All you can do is lock down the student network accounts (if, in fact, there are domain accounts in force) so that they can't do anything useful with the files on the drive (i.e. prevent them from launching filesystem modifying executables, block access to image viewing applications so they can't look at pictures, etc.)

You can't, at the file system level, prevent them from loading files onto their drives.
 

douglas

Chocolate Milk Doug
May 15, 2002
9,887
6
Shut up and Ride
yup, about all I can come up with is preventing the kids from running exe/bats/etc on their usb drives (which would be a major PITA), but it serves no purpose being they can just copy the files to the desktop & run them from there, or completely disable the kids from being able to use usb drives at all.

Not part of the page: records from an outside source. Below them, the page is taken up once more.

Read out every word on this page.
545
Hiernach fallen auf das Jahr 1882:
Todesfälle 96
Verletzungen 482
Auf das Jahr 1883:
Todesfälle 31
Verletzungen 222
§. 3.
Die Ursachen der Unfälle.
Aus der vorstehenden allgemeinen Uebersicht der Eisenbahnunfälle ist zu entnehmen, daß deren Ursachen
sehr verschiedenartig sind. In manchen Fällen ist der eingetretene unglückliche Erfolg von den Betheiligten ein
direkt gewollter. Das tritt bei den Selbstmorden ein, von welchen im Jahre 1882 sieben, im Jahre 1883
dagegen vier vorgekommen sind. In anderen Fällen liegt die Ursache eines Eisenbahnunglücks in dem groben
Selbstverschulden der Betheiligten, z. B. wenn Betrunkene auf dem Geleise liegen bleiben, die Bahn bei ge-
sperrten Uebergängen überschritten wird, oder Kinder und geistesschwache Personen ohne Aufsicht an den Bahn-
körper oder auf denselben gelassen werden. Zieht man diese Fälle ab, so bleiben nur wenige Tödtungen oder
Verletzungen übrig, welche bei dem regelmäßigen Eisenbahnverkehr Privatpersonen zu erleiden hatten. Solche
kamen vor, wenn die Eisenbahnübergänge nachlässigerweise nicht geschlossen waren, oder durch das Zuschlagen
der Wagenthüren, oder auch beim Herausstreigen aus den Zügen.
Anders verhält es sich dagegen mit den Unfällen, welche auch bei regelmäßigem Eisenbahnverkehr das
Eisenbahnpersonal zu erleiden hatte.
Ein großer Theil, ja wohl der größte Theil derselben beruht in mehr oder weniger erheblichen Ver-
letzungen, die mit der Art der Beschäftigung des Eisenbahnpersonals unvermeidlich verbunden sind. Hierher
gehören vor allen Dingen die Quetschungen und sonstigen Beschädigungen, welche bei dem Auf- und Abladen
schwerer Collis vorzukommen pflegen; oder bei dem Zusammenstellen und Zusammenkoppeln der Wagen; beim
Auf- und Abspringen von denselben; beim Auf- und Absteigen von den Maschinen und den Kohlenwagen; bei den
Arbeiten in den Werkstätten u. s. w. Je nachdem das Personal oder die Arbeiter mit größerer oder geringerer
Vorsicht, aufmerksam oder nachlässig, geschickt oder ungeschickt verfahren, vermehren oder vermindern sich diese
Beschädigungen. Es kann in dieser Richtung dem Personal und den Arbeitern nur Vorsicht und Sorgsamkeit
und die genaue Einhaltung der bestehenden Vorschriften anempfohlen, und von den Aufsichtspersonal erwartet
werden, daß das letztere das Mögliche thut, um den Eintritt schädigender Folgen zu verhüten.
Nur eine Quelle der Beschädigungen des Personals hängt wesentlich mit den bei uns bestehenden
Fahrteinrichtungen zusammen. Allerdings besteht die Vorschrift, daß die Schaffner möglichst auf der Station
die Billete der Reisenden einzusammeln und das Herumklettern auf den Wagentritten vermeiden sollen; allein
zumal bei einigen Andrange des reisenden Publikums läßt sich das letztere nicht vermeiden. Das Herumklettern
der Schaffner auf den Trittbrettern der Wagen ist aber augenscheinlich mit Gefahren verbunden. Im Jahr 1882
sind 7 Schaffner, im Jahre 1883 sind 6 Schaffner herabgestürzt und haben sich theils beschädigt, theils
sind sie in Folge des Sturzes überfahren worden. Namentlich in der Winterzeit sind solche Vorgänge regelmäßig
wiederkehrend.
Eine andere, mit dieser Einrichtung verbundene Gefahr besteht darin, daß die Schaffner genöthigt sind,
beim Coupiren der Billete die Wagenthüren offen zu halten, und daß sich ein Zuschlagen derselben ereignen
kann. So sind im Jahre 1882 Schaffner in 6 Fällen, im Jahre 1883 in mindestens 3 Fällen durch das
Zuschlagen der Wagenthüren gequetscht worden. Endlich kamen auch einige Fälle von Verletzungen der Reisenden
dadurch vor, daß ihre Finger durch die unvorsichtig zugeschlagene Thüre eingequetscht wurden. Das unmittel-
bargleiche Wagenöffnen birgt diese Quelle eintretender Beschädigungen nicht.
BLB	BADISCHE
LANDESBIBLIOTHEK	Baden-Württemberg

I wonder who here came up with this stupid request in the 1st place :s
 

binary visions

The voice of reason
Jun 13, 2002
22,161
1,261
NC
You could lock down the user account to prevent them from being able to modify the file system on the local computer, either to stop them from copying the files over or to stop them from being able to run potentially damaging executables... how you do this depends on whether or not they're using domain accounts (do it in active directory) or local accounts (local security policy).
 

binary visions

The voice of reason
Jun 13, 2002
22,161
1,261
NC
You should be able to lock down the system pretty well with AD. Restrict their rights to only writing to the desktop and My Docs.

If they can't modify any system files and are restricted to the damage of their own user files, at least the worst case is you have to delete their cached profile and have them re-login. If you dig down in AD, you can really lock down user profiles pretty hard.